MTV also works with big YouTubers. Tyler Oakley hosted a show for MTV in season 3A called The FANtastic Show, where he chatted with some of the cast after every episode for MTV.com.  Oakley was a fan of Teen Wolf before getting pulled by MTV to do some of their productions. Sometimes other fans would be on as well.

For Season 3B, MTV chose a younger YouTuber, Lohanthony, to do The Teen Wolf After, After Show for MTV.com chatting and reacting with the cast to that night’s episode. This show also includes behind the scenes clips and reels.

Pack Reacts is a show for MTV.com done in the style of Lohanthony’s vlogs, where he gets to be a fan of fans. He gives his commentary on reactions from each week’s episodes. Fan reactions come in video form via Instagram with #packreacts.

Wolf Watch is all of the cast doing a talk show type show that Skypes each week with a different fan, known as the Alpha of the Week. They pick fans that make some of the best fan art, music, fanvids etc. In Season 3, Episode 21 of Wolf Watch, fan Julia Jones video chats about making another Teen Wolf song that got featured in an official MTV promo for the show.

All four of these shows are available on MTV.com to help fans digest what they just saw, see more from the cast, and learn all about the fans of the show. These shows are plugged into the fans and influencers who reach the audience MTV wants, which keeps audiences within the MTV ecosystem.

Teen Wolf and Everyone Involved are Genuinely Fans of Fans

This supreme level of geekery, attention to detail and interaction with fans fosters genuine community. Being platform agnostic helps.
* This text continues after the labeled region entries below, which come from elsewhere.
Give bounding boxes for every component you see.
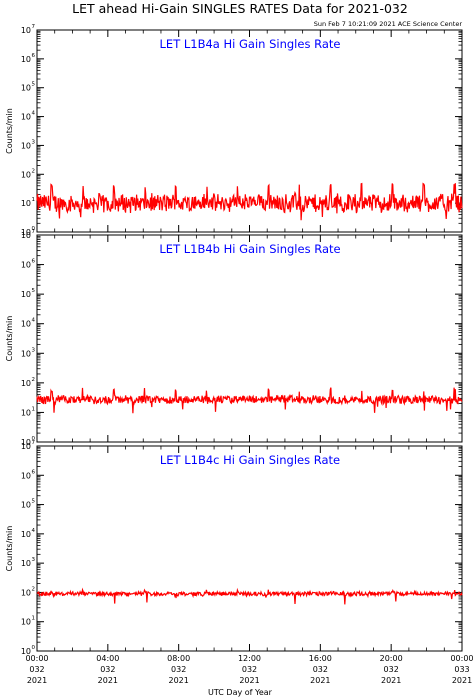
x-tick-time: 08:00 (167, 654, 190, 663)
x-tick-year: 2021 (239, 676, 259, 685)
x-tick-time: 12:00 (238, 654, 261, 663)
x-axis-labels: 00:00 032 2021 04:00 032 2021 08:00 032 2021 12:0… (25, 654, 473, 685)
y-tick-label: 10 (21, 647, 31, 656)
y-tick-label: 10 (21, 559, 31, 568)
y-tick-exponent: 6 (32, 259, 36, 265)
generation-timestamp: Sun Feb 7 10:21:09 2021 ACE Science Cent… (314, 20, 463, 28)
y-tick-label: 10 (21, 349, 31, 358)
panel-title: LET L1B4c Hi Gain Singles Rate (160, 453, 340, 467)
y-tick-exponent: 1 (32, 406, 36, 412)
y-tick-exponent: 3 (32, 347, 36, 353)
panel-title: LET L1B4a Hi Gain Singles Rate (160, 37, 341, 51)
y-tick-exponent: 2 (32, 168, 36, 174)
x-tick-year: 2021 (168, 676, 188, 685)
y-tick-label: 10 (21, 170, 31, 179)
x-tick-doy: 032 (100, 665, 115, 674)
y-tick-exponent: 7 (32, 24, 36, 30)
y-tick-label: 10 (21, 618, 31, 627)
y-tick-label: 10 (21, 588, 31, 597)
y-tick-exponent: 0 (32, 436, 36, 442)
y-tick-exponent: 3 (32, 557, 36, 563)
y-tick-exponent: 4 (32, 528, 36, 534)
x-tick-year: 2021 (27, 676, 47, 685)
y-tick-label: 10 (21, 199, 31, 208)
y-tick-exponent: 5 (32, 288, 36, 294)
y-tick-label: 10 (21, 290, 31, 299)
y-tick-label: 10 (21, 501, 31, 510)
y-tick-exponent: 2 (32, 377, 36, 383)
x-tick-doy: 032 (242, 665, 257, 674)
y-tick-label: 10 (21, 84, 31, 93)
y-tick-exponent: 7 (32, 440, 36, 446)
y-tick-label: 10 (21, 26, 31, 35)
y-tick-label: 10 (21, 113, 31, 122)
y-tick-label: 10 (21, 228, 31, 237)
x-tick-time: 00:00 (450, 654, 473, 663)
y-tick-label: 10 (21, 320, 31, 329)
x-tick-time: 16:00 (309, 654, 332, 663)
y-tick-exponent: 0 (32, 226, 36, 232)
panel-frame (36, 234, 463, 443)
x-tick-time: 04:00 (96, 654, 119, 663)
y-tick-label: 10 (21, 231, 31, 240)
y-tick-exponent: 2 (32, 586, 36, 592)
panel-frame (36, 445, 463, 652)
x-tick-year: 2021 (381, 676, 401, 685)
figure-title: LET ahead Hi-Gain SINGLES RATES Data for… (72, 1, 408, 16)
y-tick-label: 10 (21, 141, 31, 150)
y-axis-label: Counts/min (5, 316, 14, 362)
y-tick-label: 10 (21, 261, 31, 270)
y-tick-exponent: 3 (32, 139, 36, 145)
x-tick-year: 2021 (98, 676, 118, 685)
x-tick-year: 2021 (310, 676, 330, 685)
y-axis-label: Counts/min (5, 108, 14, 154)
y-tick-exponent: 4 (32, 111, 36, 117)
y-tick-label: 10 (21, 471, 31, 480)
x-tick-doy: 032 (171, 665, 186, 674)
y-tick-exponent: 1 (32, 197, 36, 203)
x-axis-label: UTC Day of Year (208, 688, 273, 697)
series-line (36, 182, 463, 221)
y-tick-exponent: 7 (32, 229, 36, 235)
series-line (36, 587, 463, 605)
series-line (36, 387, 463, 414)
y-tick-exponent: 6 (32, 53, 36, 59)
y-tick-label: 10 (21, 438, 31, 447)
x-tick-time: 20:00 (380, 654, 403, 663)
panel-title: LET L1B4b Hi Gain Singles Rate (159, 242, 340, 256)
y-tick-label: 10 (21, 530, 31, 539)
y-axis-label: Counts/min (5, 526, 14, 572)
x-tick-year: 2021 (452, 676, 472, 685)
x-tick-doy: 032 (384, 665, 399, 674)
y-tick-label: 10 (21, 379, 31, 388)
y-tick-label: 10 (21, 55, 31, 64)
y-tick-exponent: 4 (32, 318, 36, 324)
x-tick-doy: 032 (29, 665, 44, 674)
y-tick-exponent: 6 (32, 469, 36, 475)
y-tick-exponent: 0 (32, 645, 36, 651)
y-tick-exponent: 5 (32, 82, 36, 88)
x-tick-doy: 033 (454, 665, 469, 674)
y-tick-label: 10 (21, 442, 31, 451)
x-tick-time: 00:00 (25, 654, 48, 663)
y-tick-label: 10 (21, 408, 31, 417)
y-tick-exponent: 1 (32, 616, 36, 622)
x-tick-doy: 032 (313, 665, 328, 674)
y-tick-exponent: 5 (32, 499, 36, 505)
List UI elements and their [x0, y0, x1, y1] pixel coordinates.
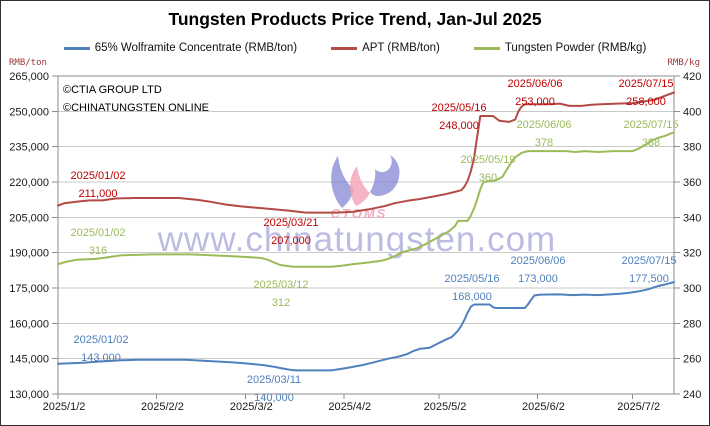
right-axis-label: 380: [683, 142, 701, 154]
right-axis-label: 300: [683, 283, 701, 295]
annotation-date: 2025/07/15: [623, 119, 678, 131]
annotation-value: 248,000: [439, 120, 479, 132]
annotation-date: 2025/07/15: [621, 255, 676, 267]
left-axis-label: 205,000: [9, 212, 49, 224]
left-axis-label: 190,000: [9, 248, 49, 260]
annotation-date: 2025/06/06: [507, 78, 562, 90]
right-axis-label: 340: [683, 212, 701, 224]
left-axis-label: 145,000: [9, 354, 49, 366]
annotation-date: 2025/03/12: [253, 279, 308, 291]
legend: 65% Wolframite Concentrate (RMB/ton) APT…: [1, 42, 709, 54]
watermark-logo-petal-icon: [350, 166, 370, 206]
annotation-value: 378: [535, 137, 553, 149]
annotation-value: 316: [89, 245, 107, 257]
left-axis-label: 265,000: [9, 71, 49, 83]
legend-label: APT (RMB/ton): [362, 42, 440, 54]
left-axis-label: 175,000: [9, 283, 49, 295]
annotation-value: 143,000: [81, 352, 121, 364]
annotation-date: 2025/01/02: [70, 170, 125, 182]
right-axis-label: 420: [683, 71, 701, 83]
x-axis-label: 2025/1/2: [43, 401, 86, 413]
right-axis-label: 400: [683, 106, 701, 118]
legend-item-powder: Tungsten Powder (RMB/kg): [473, 42, 647, 54]
right-axis-label: 280: [683, 318, 701, 330]
series-line-tungsten-powder-rmb-kg: [57, 131, 675, 268]
annotation-value: 177,500: [629, 273, 669, 285]
wolframite-line-swatch: [63, 46, 90, 50]
right-axis-label: 360: [683, 177, 701, 189]
annotation-date: 2025/05/19: [460, 154, 515, 166]
left-axis-unit: RMB/ton: [9, 58, 47, 68]
x-axis-label: 2025/2/2: [141, 401, 184, 413]
series-line-65-wolframite-concentrate-rmb-ton: [57, 281, 675, 372]
right-axis-label: 240: [683, 389, 701, 401]
left-axis-label: 220,000: [9, 177, 49, 189]
annotation-date: 2025/07/15: [618, 78, 673, 90]
annotation-value: 312: [272, 297, 290, 309]
annotation-value: 360: [479, 172, 497, 184]
watermark-logo-petal-icon: [331, 156, 354, 208]
annotation-value: 173,000: [518, 273, 558, 285]
watermark-text: www.chinatungsten.com: [157, 220, 556, 259]
x-axis-label: 2025/3/2: [230, 401, 273, 413]
legend-label: 65% Wolframite Concentrate (RMB/ton): [94, 42, 298, 54]
annotation-date: 2025/06/06: [516, 119, 571, 131]
annotation-date: 2025/05/16: [444, 273, 499, 285]
x-axis-label: 2025/6/2: [522, 401, 565, 413]
watermark-logo-swirl-icon: [370, 155, 400, 196]
annotation-value: 258,000: [626, 96, 666, 108]
legend-item-wolframite: 65% Wolframite Concentrate (RMB/ton): [63, 42, 298, 54]
legend-item-apt: APT (RMB/ton): [331, 42, 440, 54]
x-axis-label: 2025/7/2: [617, 401, 660, 413]
annotation-value: 140,000: [254, 392, 294, 404]
left-axis-label: 250,000: [9, 106, 49, 118]
left-axis-label: 130,000: [9, 389, 49, 401]
chart-title: Tungsten Products Price Trend, Jan-Jul 2…: [168, 9, 542, 29]
legend-label: Tungsten Powder (RMB/kg): [504, 42, 647, 54]
series-line-apt-rmb-ton: [57, 91, 675, 214]
annotation-value: 207,000: [271, 235, 311, 247]
plot-border: [57, 75, 675, 395]
right-axis-unit: RMB/kg: [667, 58, 700, 68]
annotation-value: 211,000: [79, 188, 118, 200]
annotation-value: 253,000: [515, 96, 555, 108]
x-axis-label: 2025/5/2: [424, 401, 467, 413]
annotation-date: 2025/03/21: [263, 217, 318, 229]
annotation-date: 2025/05/16: [431, 102, 486, 114]
annotation-date: 2025/01/02: [70, 227, 125, 239]
annotation-date: 2025/03/11: [247, 374, 301, 386]
copyright-line-1: ©CTIA GROUP LTD: [63, 84, 162, 96]
annotation-date: 2025/01/02: [73, 334, 128, 346]
annotation-date: 2025/06/06: [510, 255, 565, 267]
left-axis-label: 235,000: [9, 142, 49, 154]
annotation-value: 388: [642, 137, 660, 149]
left-axis-label: 160,000: [9, 318, 49, 330]
apt-line-swatch: [331, 46, 358, 50]
powder-line-swatch: [473, 46, 500, 50]
right-axis-label: 320: [683, 248, 701, 260]
annotation-value: 168,000: [452, 291, 492, 303]
right-axis-label: 260: [683, 354, 701, 366]
x-axis-label: 2025/4/2: [328, 401, 371, 413]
Fans express themselves across all platforms, especially young fans, so it should seem apparent that going where they are and speaking the languages they speak are vital to the show’s success.
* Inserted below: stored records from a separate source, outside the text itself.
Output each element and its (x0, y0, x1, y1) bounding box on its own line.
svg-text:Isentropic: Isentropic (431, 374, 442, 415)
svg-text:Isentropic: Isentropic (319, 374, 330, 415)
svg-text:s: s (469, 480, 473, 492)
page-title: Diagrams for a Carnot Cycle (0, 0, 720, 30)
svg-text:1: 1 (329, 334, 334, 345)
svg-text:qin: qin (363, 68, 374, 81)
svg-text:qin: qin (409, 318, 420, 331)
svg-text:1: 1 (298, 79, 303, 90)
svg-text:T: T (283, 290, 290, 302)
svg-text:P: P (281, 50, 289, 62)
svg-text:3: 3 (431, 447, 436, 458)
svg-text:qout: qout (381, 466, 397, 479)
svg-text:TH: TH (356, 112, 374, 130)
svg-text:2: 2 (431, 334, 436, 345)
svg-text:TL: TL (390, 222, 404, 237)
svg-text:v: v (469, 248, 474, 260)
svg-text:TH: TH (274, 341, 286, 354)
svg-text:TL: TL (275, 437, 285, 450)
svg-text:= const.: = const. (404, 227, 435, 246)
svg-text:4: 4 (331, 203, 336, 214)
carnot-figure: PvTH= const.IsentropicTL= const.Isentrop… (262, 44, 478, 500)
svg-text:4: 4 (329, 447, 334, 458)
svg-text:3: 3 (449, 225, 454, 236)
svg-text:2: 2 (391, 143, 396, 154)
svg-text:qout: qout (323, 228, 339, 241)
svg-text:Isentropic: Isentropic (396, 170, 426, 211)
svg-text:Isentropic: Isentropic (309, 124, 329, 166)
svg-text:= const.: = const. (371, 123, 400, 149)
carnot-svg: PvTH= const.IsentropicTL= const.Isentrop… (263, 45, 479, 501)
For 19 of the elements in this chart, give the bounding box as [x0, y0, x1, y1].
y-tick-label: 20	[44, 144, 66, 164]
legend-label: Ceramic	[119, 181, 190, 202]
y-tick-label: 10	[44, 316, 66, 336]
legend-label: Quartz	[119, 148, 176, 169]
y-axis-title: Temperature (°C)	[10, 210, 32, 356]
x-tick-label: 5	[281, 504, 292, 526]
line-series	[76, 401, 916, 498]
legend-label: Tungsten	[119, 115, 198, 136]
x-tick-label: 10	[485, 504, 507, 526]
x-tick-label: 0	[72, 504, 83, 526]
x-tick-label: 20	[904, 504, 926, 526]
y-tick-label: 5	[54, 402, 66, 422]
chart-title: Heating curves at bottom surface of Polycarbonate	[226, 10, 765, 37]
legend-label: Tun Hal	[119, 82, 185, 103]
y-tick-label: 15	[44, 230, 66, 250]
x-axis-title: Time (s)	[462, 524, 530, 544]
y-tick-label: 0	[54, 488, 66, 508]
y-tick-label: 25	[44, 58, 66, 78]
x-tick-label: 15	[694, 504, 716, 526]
There are so many after-shows in video form because that is the medium that penetrates audiences most deeply. Fan videos do this too. Teen Wolf makes expert GIFs and the cast is well aware of doing GIF-bate things (where they move around weirdly, knowing fans will make GIFs of that motion).

It is important to note that this fandom is one that makes fanvids and ships characters hardcore. The fans are so involved in Teen Wolf that the writers have even thrown the fans some lines, referencing what fans latch on to, like Isaac’s scarf (a character spotted wearing scarves in multiple episodes).

The reason why Teen Wolf is such a great example for brands is because it is a great example of letting social media managers do their jobs well, and viewing all social media platforms, official paratextual elements of the show, and the show itself, as a giant conversation. The official channels engage genuinely and create relationships with the fans of the show and for that the fans have built a fiercely loyal fandom, generating earned media across the internet and preaching the gospel of the show.

Yes, it is on MTV. No, it is nothing like the 1980s film. Yes, the show is genuinely good, but the best part just might be the breadth and depth of the audience. And yes, they are a case study worth noting for their exceptional understanding of the fans across platforms, and their willingness to promote their earned media and empower the fans every chance they can.